Отношение с волками складывалось у меня не так просто, как с медведями. И в этом, пожалуй, было виновато то самое первое впечатление, которое я упоминал в рассказе о собаках. Таким первым впечатлением, надолго определившим мое отношение к серым хищникам, было впечатление детства, проведенного во время войны на берегу реки Камы…
Мы поселились тогда в уральском селе и, как подобает вновь прибывшим, начали постепенно изучать законы местной жизни. Вот здесь-то моей детской впечатлительности и пришлось встретиться сначала со словом «волк», а потом и с самими волками. Сейчас, спустя много лет, я несколько иначе смотрю на те причины, которые вызвали нашествие волков в трудные военные зимы. Сейчас я склонен верить тому предположению, что там, на Урале, вдалеке от линии фронта, количество волков вряд ли резко возросло с началом войны. Появление волков в деревне я объясняю лишь притуплением бдительности людей. Безусловно, волки были в округе и до войны, но тогда были и охотники, и эти охотники, их ружья являлись не последним сдерживающим волков фактором.
Человек и волк — это то самое извечное противостояние, которое в память о древности проблемы можно было бы назвать Великим. Человек из века в век уничтожал серых хищников, и из века в век волки не упускали случая нагрянуть в хозяйство людей. Нагрянуть, и нагрянуть с победой, пожалуй, это было большой заслугой животных, находящихся под гласным надзором. И эта заслуга не безосновательно приписывается волчьей изворотливости и даже волчьему уму. Умение жить на поле боя, не оставить под выстрелами свое основное ремесло — такими качествами рядом с волком может похвалиться еще разве только рыжий лис.
И теперь, принимая эти факты за исходные, я и осмелился утверждать, что именно временное притупление бдительности населения, а не резкое возрастание численности хищников открыло волкам путь в наше уральское село. К тому же память более авторитетных тогда людей до сих пор хранит тот факт, что во всех зимних набегах из года в год участвовала лишь одна волчья стая…
Об объектах волчьей охоты и в зимнем лесу я узнавал уже здесь, в заонежской тайге. Я видел трудную тропу стаи по глубокому снегу, тропу, которая за целый день похода могла не принести животным успеха, и невольно представлял себе, насколько легче был бы путь волка по накатанной дороге, которая пролегла от деревни к деревне. Но сейчас в нашем лесу эти дороги заняты человеком, заняты прочно и весомо, и волки только в безысходном случае отваживаются посетить деревню.

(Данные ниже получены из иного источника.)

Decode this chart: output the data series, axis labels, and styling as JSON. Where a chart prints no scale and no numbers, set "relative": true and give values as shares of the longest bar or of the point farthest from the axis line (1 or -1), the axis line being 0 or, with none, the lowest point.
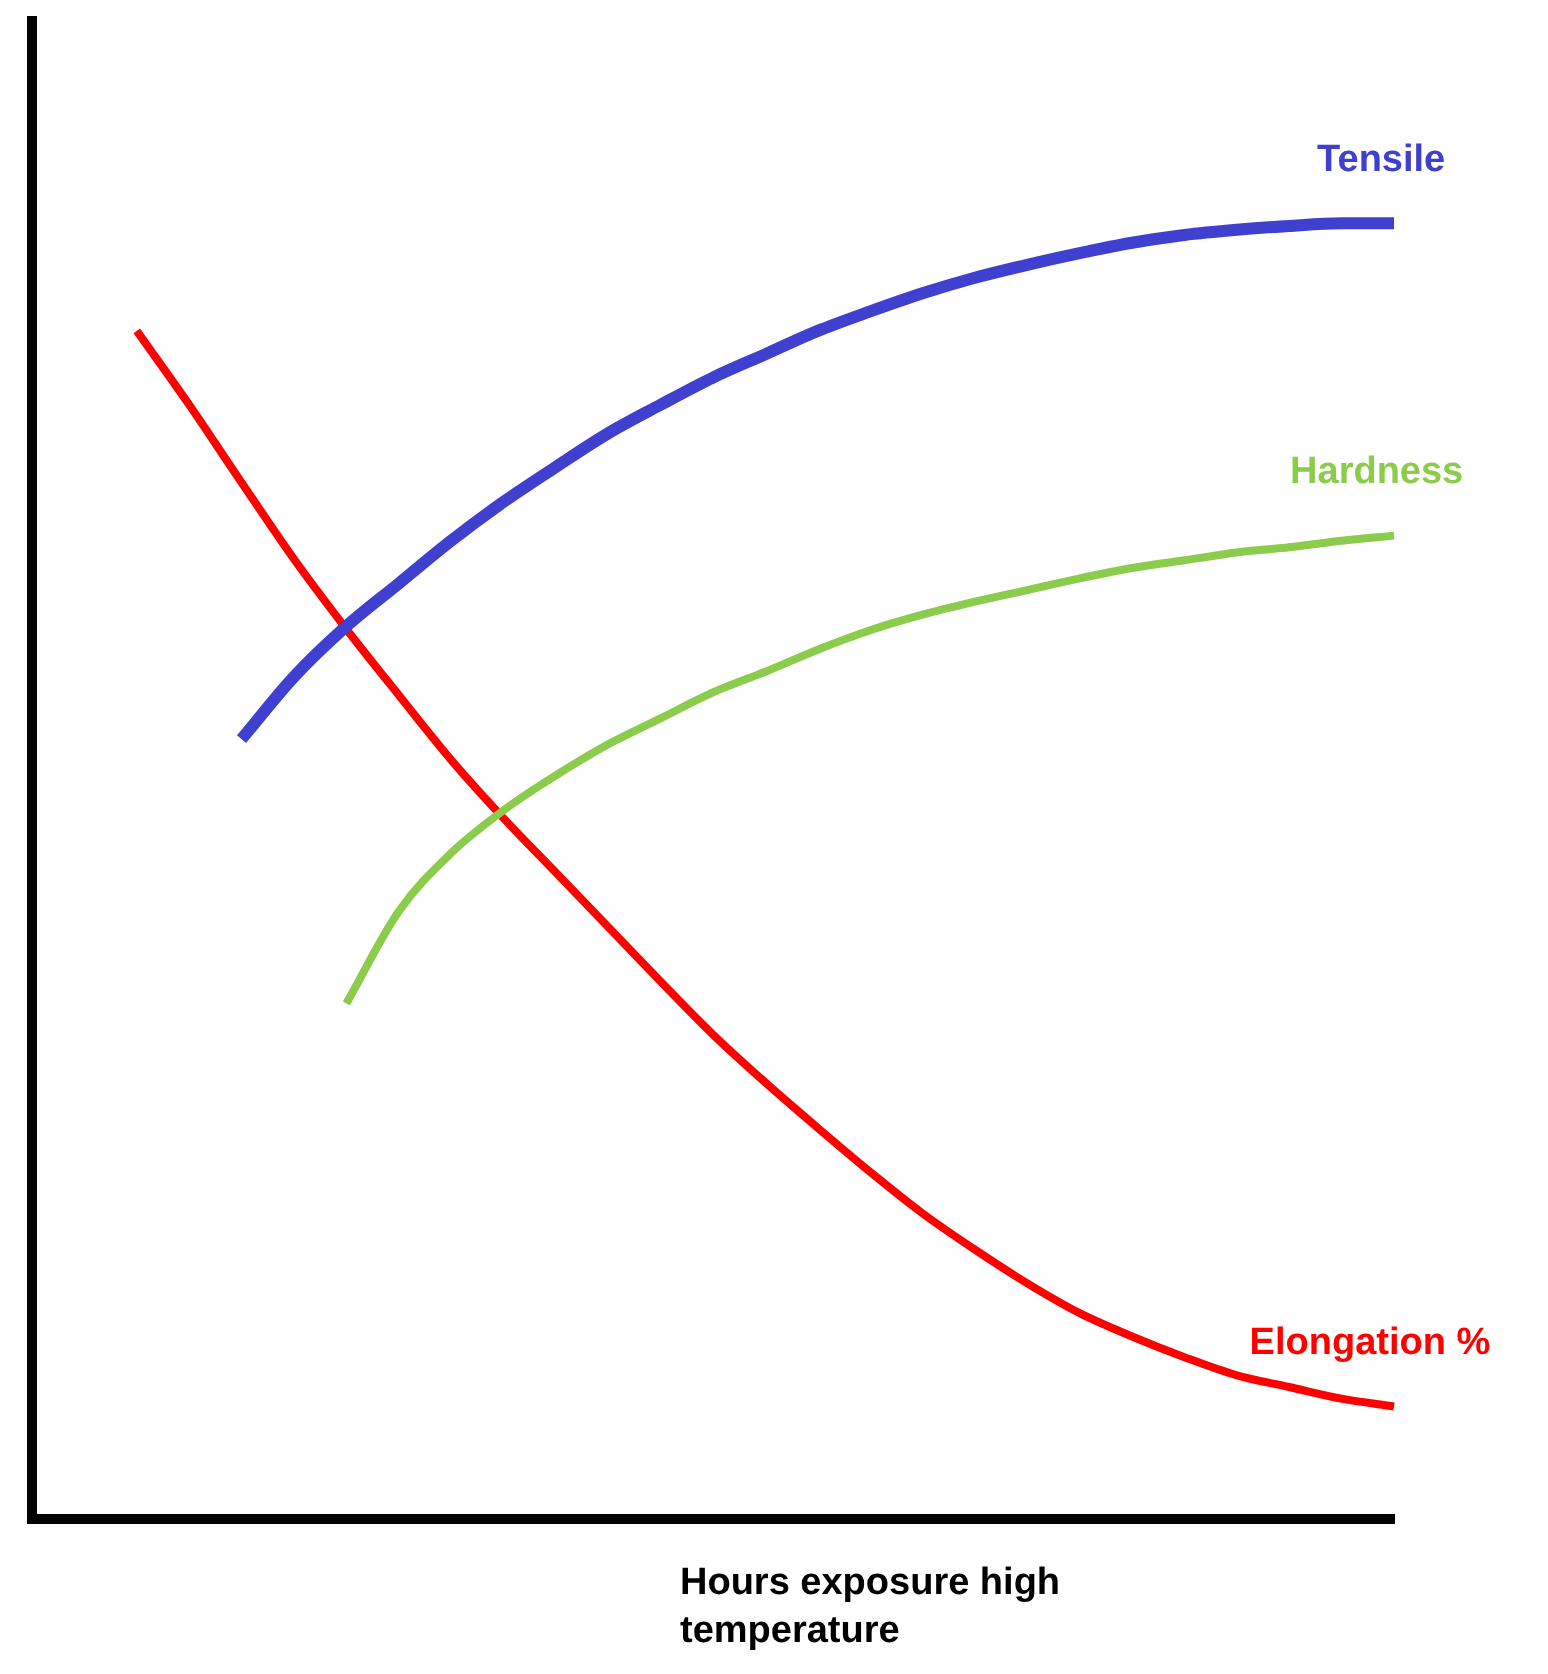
{
  "chart_data": {
    "type": "line",
    "relative": true,
    "xlabel": "Hours exposure high temperature",
    "legend": false,
    "grid": false,
    "marker": "none",
    "line_style": "solid",
    "categories": [
      null,
      null,
      null,
      null,
      null,
      null,
      null,
      null,
      null,
      null,
      null,
      null,
      null,
      null,
      null,
      null,
      null,
      null,
      null,
      null,
      null,
      null,
      null,
      null,
      null,
      null,
      null
    ],
    "series": [
      {
        "name": "Tensile",
        "color": "#4040d0",
        "values": [
          null,
          null,
          null,
          null,
          0.602,
          0.65,
          0.689,
          0.722,
          0.755,
          0.785,
          0.812,
          0.838,
          0.86,
          0.881,
          0.899,
          0.917,
          0.932,
          0.946,
          0.958,
          0.968,
          0.977,
          0.985,
          0.991,
          0.995,
          0.998,
          1,
          1
        ]
      },
      {
        "name": "Hardness",
        "color": "#8ccc4c",
        "values": [
          null,
          null,
          null,
          null,
          null,
          null,
          0.398,
          0.469,
          0.514,
          0.547,
          0.574,
          0.598,
          0.618,
          0.638,
          0.654,
          0.671,
          0.686,
          0.698,
          0.708,
          0.717,
          0.726,
          0.734,
          0.74,
          0.746,
          0.75,
          0.755,
          0.759
        ]
      },
      {
        "name": "Elongation %",
        "color": "#ff0000",
        "values": [
          null,
          null,
          0.917,
          0.86,
          0.8,
          0.741,
          0.687,
          0.636,
          0.586,
          0.541,
          0.499,
          0.457,
          0.415,
          0.374,
          0.337,
          0.302,
          0.268,
          0.236,
          0.208,
          0.182,
          0.159,
          0.141,
          0.125,
          0.111,
          0.102,
          0.093,
          0.087
        ]
      }
    ]
  }
}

Но тогда на Урале люди отступили, отложили на время ружья, и волки ворвались в село… Утром по дороге в школу мы находили следы волчьей стаи, находили оброненные в спешке остатки волчьей трапезы и по клочкам шерсти, по собачьим головам с горечью узнавали, что на обратном пути нас уже не встретят ни Дружок, ни Жучка… По утрам мы жались у крайней избы, поджидали остальных, зажигали факелы и не слишком смело отправлялись в школу по той дороге, которая стала принадлежать волкам… Память еще и сейчас прочно держит густую метельную тьму декабрьского раннего утра и далекие и близкие вереницы, кучки и толпы факелов, по которым можно было безошибочно определить, из какой деревни движутся в школу ученики… Факелы горели, роняя искры, почти гасли на ветру и снова вспыхивали желтоватым светом, освещая ребячьи руки, шапки и лица, встревоженные недетской заботой… Факелы освещали переметенную снегом дорогу и уверенно отпечатанные на снегу волчьи следы, по которым с опаской шагали стоптанные ребячьи валенки… И возможно, эта самая память, это первое впечатление и поставили передо мной преграду на пути к волку, которую пришлось долго преодолевать…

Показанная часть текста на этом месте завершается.